I am comparing stats.ttest_ind() vs "manual" computation of the same test, and get different results.
import numpy as np
import pandas as pd
import scipy.stats as stats
import math
stats.ttest_ind() method:
#generate data
np.random.seed(123)
df = pd.DataFrame({
'age':np.random.normal(40,5,200).round(),
'sex':np.random.choice( ['male', 'female'], 200, p=[0.4, 0.6]),
})
#define groups
men = df.age[df.sex == 'male']
women = df.age[df.sex == 'female']
#run t-test
test_stat, test_p = stats.ttest_ind(men, women)
print(test_stat, test_p)
Out:
-0.9265613940505325 0.355282312357339
Manual method:
#mean
men_mean, women_mean = men.mean(), women.mean()
#standard deviation
men_sd, women_sd = men.std(ddof=1), women.std(ddof=1)
#standard error
men_n, women_n = len(men), len(women)
men_se, women_se = men_sd/math.sqrt(men_n), women_sd/math.sqrt(women_n)

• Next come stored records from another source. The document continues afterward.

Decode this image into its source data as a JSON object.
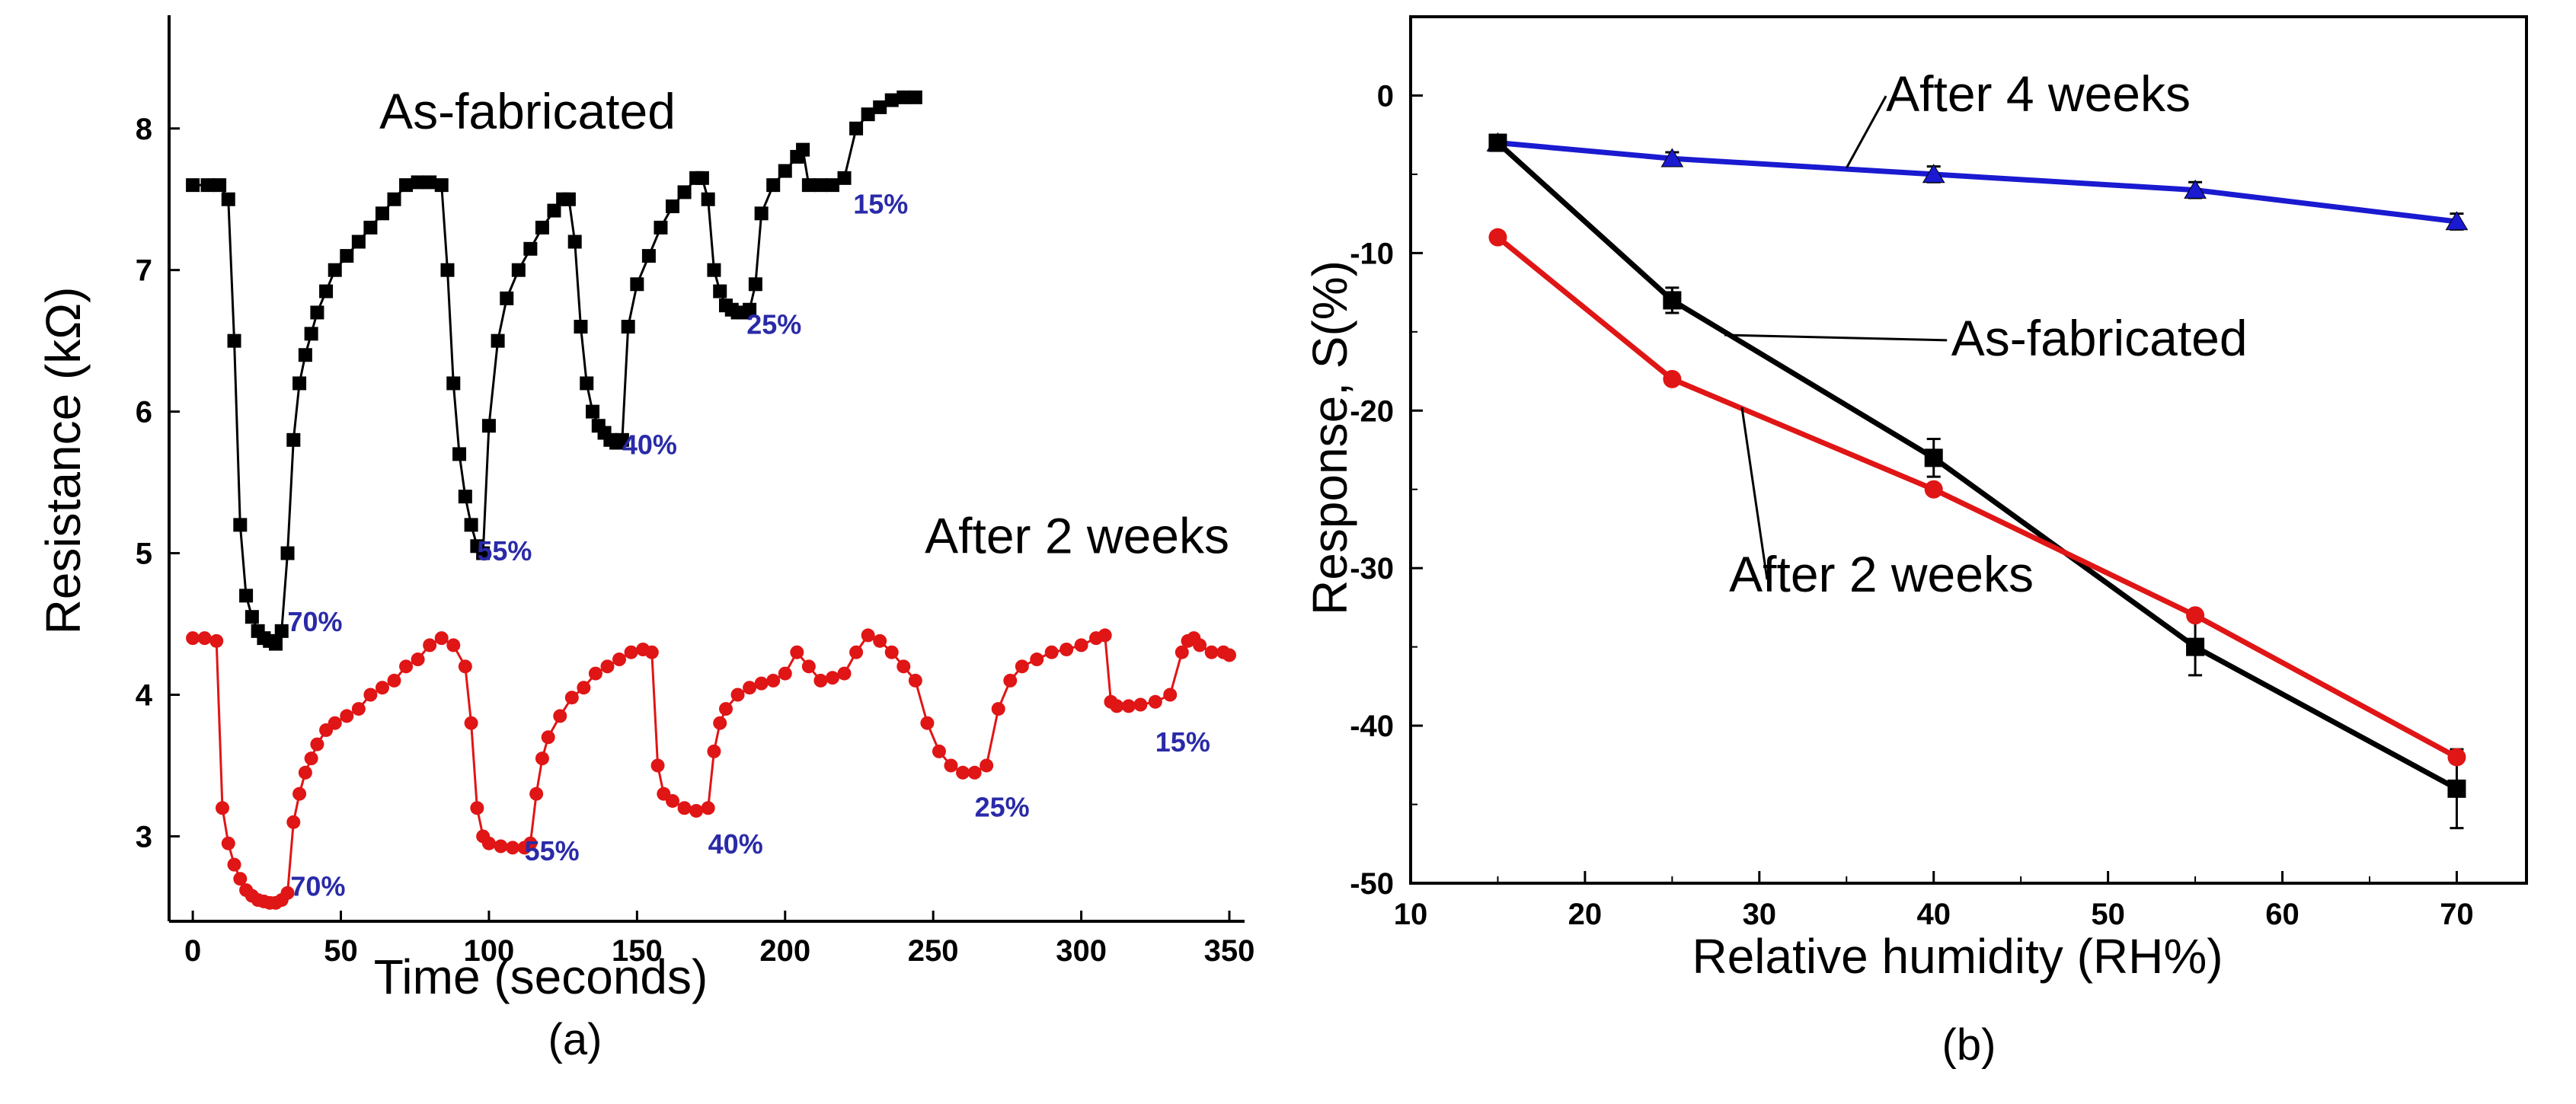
{
  "chart_data": [
    {
      "panel": "(a)",
      "type": "line",
      "title": "",
      "xlabel": "Time (seconds)",
      "ylabel": "Resistance (kΩ)",
      "xlim": [
        -8,
        350
      ],
      "ylim": [
        2.4,
        8.8
      ],
      "xticks": [
        0,
        50,
        100,
        150,
        200,
        250,
        300,
        350
      ],
      "yticks": [
        3,
        4,
        5,
        6,
        7,
        8
      ],
      "series": [
        {
          "name": "As-fabricated",
          "color": "#000000",
          "marker": "square",
          "x": [
            0,
            5,
            9,
            12,
            14,
            16,
            18,
            20,
            22,
            24,
            26,
            28,
            30,
            32,
            34,
            36,
            38,
            40,
            42,
            45,
            48,
            52,
            56,
            60,
            64,
            68,
            72,
            76,
            80,
            84,
            86,
            88,
            90,
            92,
            94,
            96,
            98,
            100,
            103,
            106,
            110,
            114,
            118,
            122,
            125,
            127,
            129,
            131,
            133,
            135,
            137,
            139,
            141,
            143,
            145,
            147,
            150,
            154,
            158,
            162,
            166,
            170,
            172,
            174,
            176,
            178,
            180,
            182,
            184,
            186,
            188,
            190,
            192,
            196,
            200,
            204,
            206,
            208,
            212,
            216,
            220,
            224,
            228,
            232,
            236,
            240,
            244
          ],
          "y": [
            7.6,
            7.6,
            7.6,
            7.5,
            6.5,
            5.2,
            4.7,
            4.55,
            4.45,
            4.4,
            4.38,
            4.36,
            4.45,
            5.0,
            5.8,
            6.2,
            6.4,
            6.55,
            6.7,
            6.85,
            7.0,
            7.1,
            7.2,
            7.3,
            7.4,
            7.5,
            7.6,
            7.62,
            7.62,
            7.6,
            7.0,
            6.2,
            5.7,
            5.4,
            5.2,
            5.05,
            5.0,
            5.9,
            6.5,
            6.8,
            7.0,
            7.15,
            7.3,
            7.42,
            7.5,
            7.5,
            7.2,
            6.6,
            6.2,
            6.0,
            5.9,
            5.85,
            5.8,
            5.78,
            5.8,
            6.6,
            6.9,
            7.1,
            7.3,
            7.45,
            7.55,
            7.65,
            7.65,
            7.5,
            7.0,
            6.85,
            6.75,
            6.72,
            6.7,
            6.7,
            6.72,
            6.9,
            7.4,
            7.6,
            7.7,
            7.8,
            7.85,
            7.6,
            7.6,
            7.6,
            7.65,
            8.0,
            8.1,
            8.15,
            8.2,
            8.22,
            8.22
          ]
        },
        {
          "name": "After 2 weeks",
          "color": "#e01515",
          "marker": "circle",
          "x": [
            0,
            4,
            8,
            10,
            12,
            14,
            16,
            18,
            20,
            22,
            24,
            26,
            28,
            30,
            32,
            34,
            36,
            38,
            40,
            42,
            45,
            48,
            52,
            56,
            60,
            64,
            68,
            72,
            76,
            80,
            84,
            88,
            92,
            94,
            96,
            98,
            100,
            104,
            108,
            112,
            114,
            116,
            118,
            120,
            124,
            128,
            132,
            136,
            140,
            144,
            148,
            152,
            155,
            157,
            159,
            162,
            166,
            170,
            174,
            176,
            178,
            180,
            184,
            188,
            192,
            196,
            200,
            204,
            208,
            212,
            216,
            220,
            224,
            228,
            232,
            236,
            240,
            244,
            248,
            252,
            256,
            260,
            264,
            268,
            272,
            276,
            280,
            285,
            290,
            295,
            300,
            305,
            308,
            310,
            312,
            316,
            320,
            325,
            330,
            334,
            336,
            338,
            340,
            344,
            348,
            350
          ],
          "y": [
            4.4,
            4.4,
            4.38,
            3.2,
            2.95,
            2.8,
            2.7,
            2.62,
            2.58,
            2.55,
            2.54,
            2.53,
            2.53,
            2.55,
            2.6,
            3.1,
            3.3,
            3.45,
            3.55,
            3.65,
            3.75,
            3.8,
            3.85,
            3.9,
            4.0,
            4.05,
            4.1,
            4.2,
            4.25,
            4.35,
            4.4,
            4.35,
            4.2,
            3.8,
            3.2,
            3.0,
            2.95,
            2.93,
            2.92,
            2.92,
            2.95,
            3.3,
            3.55,
            3.7,
            3.85,
            3.98,
            4.05,
            4.15,
            4.2,
            4.25,
            4.3,
            4.32,
            4.3,
            3.5,
            3.3,
            3.25,
            3.2,
            3.18,
            3.2,
            3.6,
            3.8,
            3.9,
            4.0,
            4.05,
            4.08,
            4.1,
            4.15,
            4.3,
            4.2,
            4.1,
            4.12,
            4.15,
            4.3,
            4.42,
            4.38,
            4.3,
            4.2,
            4.1,
            3.8,
            3.6,
            3.5,
            3.45,
            3.45,
            3.5,
            3.9,
            4.1,
            4.2,
            4.25,
            4.3,
            4.32,
            4.35,
            4.4,
            4.42,
            3.95,
            3.92,
            3.92,
            3.93,
            3.95,
            4.0,
            4.3,
            4.38,
            4.4,
            4.35,
            4.3,
            4.3,
            4.28
          ]
        }
      ],
      "annotations": [
        {
          "text": "As-fabricated",
          "x": 63,
          "y": 8.0,
          "kind": "series-label"
        },
        {
          "text": "After 2 weeks",
          "x": 350,
          "y": 5.0,
          "kind": "series-label"
        },
        {
          "text": "70%",
          "x": 32,
          "y": 4.45,
          "kind": "level"
        },
        {
          "text": "55%",
          "x": 96,
          "y": 4.95,
          "kind": "level"
        },
        {
          "text": "40%",
          "x": 145,
          "y": 5.7,
          "kind": "level"
        },
        {
          "text": "25%",
          "x": 187,
          "y": 6.55,
          "kind": "level"
        },
        {
          "text": "15%",
          "x": 223,
          "y": 7.4,
          "kind": "level"
        },
        {
          "text": "70%",
          "x": 33,
          "y": 2.58,
          "kind": "level"
        },
        {
          "text": "55%",
          "x": 112,
          "y": 2.83,
          "kind": "level"
        },
        {
          "text": "40%",
          "x": 174,
          "y": 2.88,
          "kind": "level"
        },
        {
          "text": "25%",
          "x": 264,
          "y": 3.14,
          "kind": "level"
        },
        {
          "text": "15%",
          "x": 325,
          "y": 3.6,
          "kind": "level"
        }
      ]
    },
    {
      "panel": "(b)",
      "type": "line",
      "title": "",
      "xlabel": "Relative humidity (RH%)",
      "ylabel": "Response, S(%)",
      "xlim": [
        10,
        74
      ],
      "ylim": [
        -50,
        5
      ],
      "xticks": [
        10,
        20,
        30,
        40,
        50,
        60,
        70
      ],
      "yticks": [
        0,
        -10,
        -20,
        -30,
        -40,
        -50
      ],
      "series": [
        {
          "name": "After 4 weeks",
          "color": "#1a1ad0",
          "marker": "triangle",
          "x": [
            15,
            25,
            40,
            55,
            70
          ],
          "y": [
            -3,
            -4,
            -5,
            -6,
            -8
          ],
          "error": [
            0.4,
            0.4,
            0.5,
            0.5,
            0.5
          ]
        },
        {
          "name": "As-fabricated",
          "color": "#000000",
          "marker": "square",
          "x": [
            15,
            25,
            40,
            55,
            70
          ],
          "y": [
            -3,
            -13,
            -23,
            -35,
            -44
          ],
          "error": [
            0.5,
            0.8,
            1.2,
            1.8,
            2.5
          ]
        },
        {
          "name": "After 2 weeks",
          "color": "#e01515",
          "marker": "circle",
          "x": [
            15,
            25,
            40,
            55,
            70
          ],
          "y": [
            -9,
            -18,
            -25,
            -33,
            -42
          ],
          "error": [
            0,
            0,
            0,
            0,
            0
          ]
        }
      ],
      "annotations": [
        {
          "text": "After 4 weeks",
          "x": 46,
          "y": -1.0,
          "pointer_to": [
            35,
            -4.6
          ]
        },
        {
          "text": "As-fabricated",
          "x": 49.5,
          "y": -16.5,
          "pointer_to": [
            28,
            -15.2
          ]
        },
        {
          "text": "After 2 weeks",
          "x": 37,
          "y": -31.5,
          "pointer_to": [
            29,
            -19.8
          ]
        }
      ]
    }
  ],
  "panel_labels": [
    "(a)",
    "(b)"
  ]
}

#standard error on the difference between men and women
se_diff = math.sqrt(men_se**2.0 + women_se**2.0)
#t-stat
t_stat = (men_mean - women_mean) / se_diff
#degrees of freedom
df = men_n + women_n - 2
#critical value
alpha = 0.05
cv = stats.t.ppf(1.0 - alpha, df)
# p-value
p = (1 - stats.t.cdf(abs(t_stat), df)) * 2
print(t_stat, cv, p)
Out:
-0.9244538916746341 0.3563753194455255
We can see there's a small difference. Why? Maybe because of how stats.ttest_ind() computes degrees of freedom? Any insight much appreciated.